Water from the Snake River rushes down a fish ladder at Lower Monumental Dam on the Snake River.
Water from the Snake River rushes down a fish ladder at Lower Monumental Dam on the Snake River.

Breaching or tearing down the federal dams has been considered for decades as a way to help endangered salmon, but the proposal is gaining support in Washington, D.C., and in Western Washington.

The June 9 report commissioned by Inslee and Murray concluded that breaching the dams would have the highest likelihood of removing salmon from Endangered Species Act listing and maintain tribal treaty obligations, compared with other proposals. However, it also acknowledged that factors unrelated to the dams have contributed to salmon declines.

The Inslee/Murray report said that the four lower Snake dams have multiple energy benefits, including providing clean energy and stabilizing the electric grid but that they could be replaced by wind and solar electricity production, coupled with energy storage and energy efficiency.

Breaching dams and clean energy

But the cost would be high, both in dollars and the clean energy future of the West, according to the report commissioned by Northwest RiverPartners.

The organization is made up of agencies dependent on the dams, including Tri-Cities area utilities such as the Benton and Franklin PUDs and the Benton REA.

Washington state law mandates decarbonizing electrical generation by 2045 and Oregon law requires that goal to be met by 2040, already a herculean task, according to Northwest RiverPartners.

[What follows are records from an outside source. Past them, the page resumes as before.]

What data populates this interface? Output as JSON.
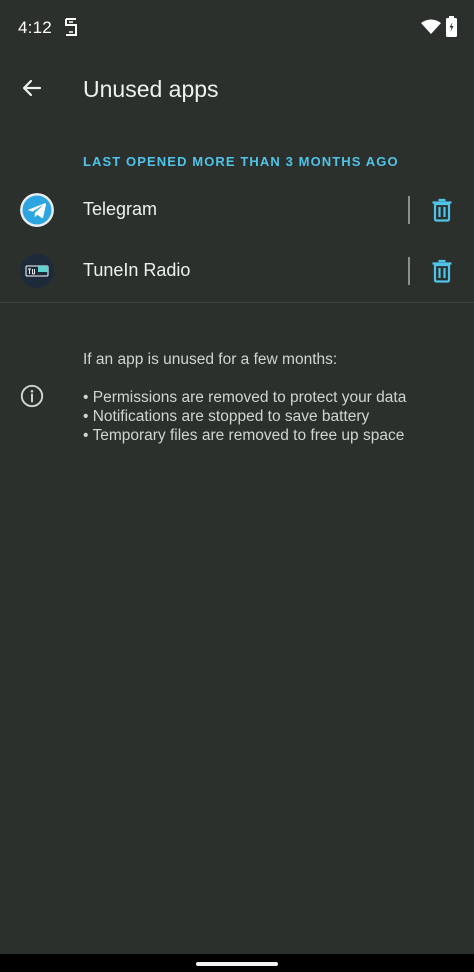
{
  "status_bar": {
    "time": "4:12"
  },
  "app_bar": {
    "title": "Unused apps"
  },
  "section": {
    "header": "LAST OPENED MORE THAN 3 MONTHS AGO"
  },
  "apps": [
    {
      "name": "Telegram",
      "icon": "telegram-icon",
      "color": "#2ca5e0"
    },
    {
      "name": "TuneIn Radio",
      "icon": "tunein-icon",
      "color": "#1c2a3a"
    }
  ],
  "info": {
    "heading": "If an app is unused for a few months:",
    "bullets": [
      "• Permissions are removed to protect your data",
      "• Notifications are stopped to save battery",
      "• Temporary files are removed to free up space"
    ]
  },
  "colors": {
    "background": "#2b302d",
    "accent": "#4fc3e8",
    "text_primary": "#eef2ef",
    "text_secondary": "#cfd5d1"
  }
}
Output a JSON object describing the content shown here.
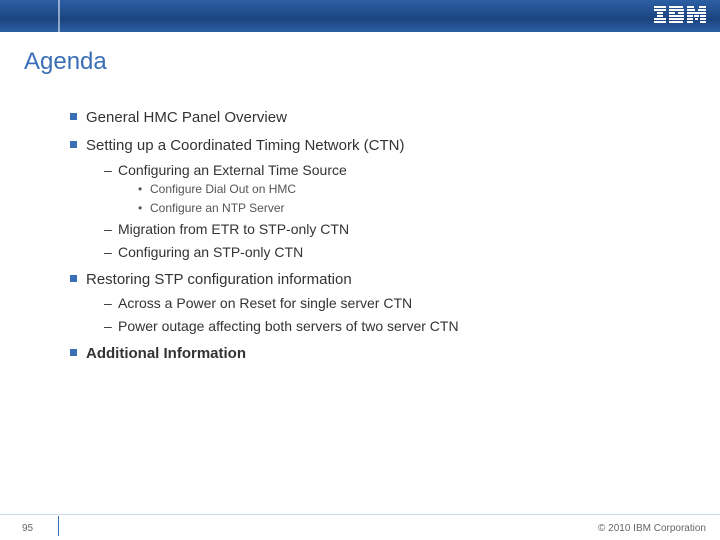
{
  "header": {
    "logo_alt": "IBM"
  },
  "title": "Agenda",
  "agenda": {
    "item1": "General HMC Panel Overview",
    "item2": "Setting up a Coordinated Timing Network (CTN)",
    "item2_sub1": "Configuring an External Time Source",
    "item2_sub1_a": "Configure Dial Out on HMC",
    "item2_sub1_b": "Configure an NTP Server",
    "item2_sub2": "Migration from ETR to STP-only CTN",
    "item2_sub3": "Configuring an STP-only CTN",
    "item3": "Restoring STP configuration information",
    "item3_sub1": "Across a Power on Reset for single server CTN",
    "item3_sub2": "Power outage affecting both servers of two server CTN",
    "item4": "Additional Information"
  },
  "footer": {
    "page": "95",
    "copyright": "© 2010 IBM Corporation"
  }
}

Meeting the clean energy requirements of states in the Western Power Pool Region —Washington, Oregon, Montana, Idaho, Nevada, Utah, Wyoming, Colorado and part of northern California — will require an additional 160,000 megawatts of clean power, according to the new report.

That will cost $142 billion for new infrastructure as changes are made to the electricity production mix, such as retiring coal and natural gas plants and adding wind and solar production.

The analysis said that cost estimate could be low because it does not consider factors such as new long-distance, high voltage transmission infrastructure and increased demand as buildings and cars and trucks shift to electric use.

It also does not consider whether enough land will be available for the significant expansion of wind and solar production.

Four hydroelectric dams on the Snake River in Eastern Washington are proposed to be removed or breached to improve salmon runs.
Four hydroelectric dams on the Snake River in Eastern Washington are proposed to be removed or breached to improve salmon runs.

Breaching the dams would require an additional 14,900 megawatts of new generation and batteries, the analysis said.

This is 23% of the Pacific Northwest’s current generation capacity and enough to power 15 cities the size of Seattle, according to Northwest RiverPartners.

It attributed the high generation capacity estimate to the need to have power available when demand peaks and the inefficiencies of wind and solar electricity production, which generally produce intermittent power at the same times.

Even if the region doubles its pace of adding renewable energy infrastructure, it is unlikely that state goals can be met until 2076, the analysis concluded.

It would cause emissions in the Pacific Northwest to increase by 145 million tons of carbon dioxide to maintain grid reliability, the analysis said. That includes an additional 5.5 million to 8.4 million tons released into the atmosphere should the four hydroelectric dams be breached, the study said.

“The current risk in not meeting our region’s decarbonization goals is high,” Miller said. “Removing the Snake River dams increases that risk to the breaking point.”

Comment on dam breaching

Online comments on the Inslee/Murray report that concluded breaching the dams is possible, but expensive, can be submitted through the project website: lsrdoptions.org. Emailed comments can be sent to info@lsrdoptions.org with the email subject line “Draft LSRD Benefit Replacement Study.”

Comments also may be mailed to Draft LSRD Benefit Replacement Study c/o Ross Strategic, 1325 Fourth Ave., Suite 1600, Seattle, WA 98101.